On Tue, Mar 23, 2010 at 1:32 PM, Mark Phippard <markphip_at_gmail.com> wrote:
> On Tue, Mar 23, 2010 at 8:28 AM, Stefan Sperling <stsp_at_elego.de> wrote:
>
>> In most setups I've seen the server hardware is much beefier than
>> the client hardware, so unless we do things that scale really badly
>> (say more than O(n^2)) I don't see a problem.
>
> Think of a hosting site like sf.net with thousands of SVN repos being
> hit by many thousands of users.
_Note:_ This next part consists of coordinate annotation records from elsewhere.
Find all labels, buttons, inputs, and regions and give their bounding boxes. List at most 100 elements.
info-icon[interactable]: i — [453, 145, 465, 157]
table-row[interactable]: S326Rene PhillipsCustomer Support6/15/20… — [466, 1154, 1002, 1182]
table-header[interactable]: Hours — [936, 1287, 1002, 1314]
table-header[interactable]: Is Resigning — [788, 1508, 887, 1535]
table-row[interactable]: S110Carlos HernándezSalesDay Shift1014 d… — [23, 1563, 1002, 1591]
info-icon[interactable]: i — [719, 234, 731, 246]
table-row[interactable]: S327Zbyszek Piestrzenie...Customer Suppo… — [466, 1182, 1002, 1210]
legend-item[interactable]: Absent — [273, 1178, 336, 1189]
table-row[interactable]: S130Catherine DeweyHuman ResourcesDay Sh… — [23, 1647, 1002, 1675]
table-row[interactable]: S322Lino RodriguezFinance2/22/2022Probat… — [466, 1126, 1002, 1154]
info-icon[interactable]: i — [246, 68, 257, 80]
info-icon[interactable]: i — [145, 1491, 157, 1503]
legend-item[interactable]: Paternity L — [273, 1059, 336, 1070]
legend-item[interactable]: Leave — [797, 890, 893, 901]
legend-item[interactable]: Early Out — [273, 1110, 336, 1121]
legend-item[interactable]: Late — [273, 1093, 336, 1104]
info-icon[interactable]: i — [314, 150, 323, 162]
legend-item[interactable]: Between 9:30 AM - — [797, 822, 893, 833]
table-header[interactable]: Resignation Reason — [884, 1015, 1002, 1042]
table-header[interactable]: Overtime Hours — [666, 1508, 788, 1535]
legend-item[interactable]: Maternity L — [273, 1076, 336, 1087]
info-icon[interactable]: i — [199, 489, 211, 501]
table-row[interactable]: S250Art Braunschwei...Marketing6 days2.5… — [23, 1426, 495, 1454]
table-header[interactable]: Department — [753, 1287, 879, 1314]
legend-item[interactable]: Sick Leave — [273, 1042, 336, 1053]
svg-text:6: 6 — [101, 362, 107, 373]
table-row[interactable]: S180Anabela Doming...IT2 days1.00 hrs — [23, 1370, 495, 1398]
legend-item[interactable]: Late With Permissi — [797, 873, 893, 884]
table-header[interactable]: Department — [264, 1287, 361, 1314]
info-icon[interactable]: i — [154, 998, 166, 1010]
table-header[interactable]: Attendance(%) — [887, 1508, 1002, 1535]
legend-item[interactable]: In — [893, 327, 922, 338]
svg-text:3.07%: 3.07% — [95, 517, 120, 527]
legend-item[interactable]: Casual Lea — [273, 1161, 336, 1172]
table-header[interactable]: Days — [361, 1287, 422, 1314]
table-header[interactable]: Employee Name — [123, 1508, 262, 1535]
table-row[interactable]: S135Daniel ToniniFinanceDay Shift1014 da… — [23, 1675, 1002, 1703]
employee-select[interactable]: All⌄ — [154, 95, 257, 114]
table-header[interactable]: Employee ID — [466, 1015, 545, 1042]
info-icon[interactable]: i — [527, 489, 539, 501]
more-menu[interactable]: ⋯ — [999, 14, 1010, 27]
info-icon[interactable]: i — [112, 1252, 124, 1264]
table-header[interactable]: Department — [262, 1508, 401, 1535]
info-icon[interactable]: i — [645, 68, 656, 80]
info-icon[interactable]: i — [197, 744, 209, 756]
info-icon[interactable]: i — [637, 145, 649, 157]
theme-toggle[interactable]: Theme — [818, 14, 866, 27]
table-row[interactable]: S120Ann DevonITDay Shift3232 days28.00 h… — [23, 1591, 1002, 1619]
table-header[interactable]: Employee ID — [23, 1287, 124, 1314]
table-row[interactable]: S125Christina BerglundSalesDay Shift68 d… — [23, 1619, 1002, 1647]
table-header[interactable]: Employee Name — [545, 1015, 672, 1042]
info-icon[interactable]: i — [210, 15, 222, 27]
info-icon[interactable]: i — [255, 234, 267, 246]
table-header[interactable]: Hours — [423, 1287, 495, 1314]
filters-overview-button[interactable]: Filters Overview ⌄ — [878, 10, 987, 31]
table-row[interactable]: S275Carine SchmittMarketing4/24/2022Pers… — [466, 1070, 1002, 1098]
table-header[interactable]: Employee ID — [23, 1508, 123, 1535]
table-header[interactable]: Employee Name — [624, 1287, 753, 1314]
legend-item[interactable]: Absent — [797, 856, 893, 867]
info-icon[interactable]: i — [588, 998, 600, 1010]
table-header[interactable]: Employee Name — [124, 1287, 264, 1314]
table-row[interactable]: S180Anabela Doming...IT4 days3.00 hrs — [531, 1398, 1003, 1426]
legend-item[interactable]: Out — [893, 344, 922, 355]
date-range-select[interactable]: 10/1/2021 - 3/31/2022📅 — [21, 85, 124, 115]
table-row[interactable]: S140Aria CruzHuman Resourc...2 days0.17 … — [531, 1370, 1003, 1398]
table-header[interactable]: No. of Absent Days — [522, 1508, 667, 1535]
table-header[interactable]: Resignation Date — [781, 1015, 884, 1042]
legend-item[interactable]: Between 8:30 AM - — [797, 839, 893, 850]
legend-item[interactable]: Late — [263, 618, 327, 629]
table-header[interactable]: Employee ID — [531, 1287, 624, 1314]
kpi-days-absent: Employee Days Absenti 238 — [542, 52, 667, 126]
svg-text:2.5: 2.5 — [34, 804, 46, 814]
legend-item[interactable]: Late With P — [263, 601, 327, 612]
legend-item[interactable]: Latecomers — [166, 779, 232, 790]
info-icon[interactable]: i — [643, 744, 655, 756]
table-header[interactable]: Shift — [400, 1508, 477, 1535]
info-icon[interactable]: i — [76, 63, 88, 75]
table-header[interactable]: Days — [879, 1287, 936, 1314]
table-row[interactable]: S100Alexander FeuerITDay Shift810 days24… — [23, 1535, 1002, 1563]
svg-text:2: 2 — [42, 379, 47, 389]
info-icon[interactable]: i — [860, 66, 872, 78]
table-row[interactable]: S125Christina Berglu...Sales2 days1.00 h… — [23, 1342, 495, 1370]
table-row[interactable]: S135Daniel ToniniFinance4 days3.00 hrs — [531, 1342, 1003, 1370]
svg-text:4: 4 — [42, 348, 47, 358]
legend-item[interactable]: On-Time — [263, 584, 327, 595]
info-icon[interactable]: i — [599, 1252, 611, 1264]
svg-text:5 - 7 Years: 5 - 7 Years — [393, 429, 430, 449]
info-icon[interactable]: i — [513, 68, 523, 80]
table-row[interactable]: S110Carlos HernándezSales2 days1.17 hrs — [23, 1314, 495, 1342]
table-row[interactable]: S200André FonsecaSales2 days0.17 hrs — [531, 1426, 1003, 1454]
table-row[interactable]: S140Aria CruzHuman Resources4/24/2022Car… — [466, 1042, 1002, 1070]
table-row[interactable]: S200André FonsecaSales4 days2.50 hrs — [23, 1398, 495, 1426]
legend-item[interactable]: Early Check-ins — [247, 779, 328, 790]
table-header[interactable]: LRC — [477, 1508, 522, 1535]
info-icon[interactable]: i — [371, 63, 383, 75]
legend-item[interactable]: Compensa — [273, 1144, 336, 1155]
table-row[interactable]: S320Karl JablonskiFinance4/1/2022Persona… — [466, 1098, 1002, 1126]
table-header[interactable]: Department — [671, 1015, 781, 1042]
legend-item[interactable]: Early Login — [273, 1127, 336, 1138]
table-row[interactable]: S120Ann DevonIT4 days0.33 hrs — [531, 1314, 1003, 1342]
How many of these operations do you
> think the Apache server could manage before it ran out of RAM? I am
> not saying we cannot ask the server to do more, but if you start
> having it hang on to a list of paths, as you suggest in the rename
> case, I do not see how it will not run into scenarios where that does
> not involve significant amounts of memory usage.
But surely there are some operations right now, in current svn, that
already consume _some_ RAM. Maybe someone has an idea of who the
current "bad boys" are, and what kind of memory usage they have in
normal scenario's and in worst-case scenario's? Of course, it also
depends if it's something that every user does all the time, or
something that's only executed relatively rarely.
Personally, I think that e.g. merging currently falls into the
"relatively rarely" category. I'm guessing that no more than 0,1 %
(maybe even much less) of those thousands of users may be merging at
the same time. Maybe that could change if merge were (a lot) faster,
but then we've got a chicken-and-egg on our hands :).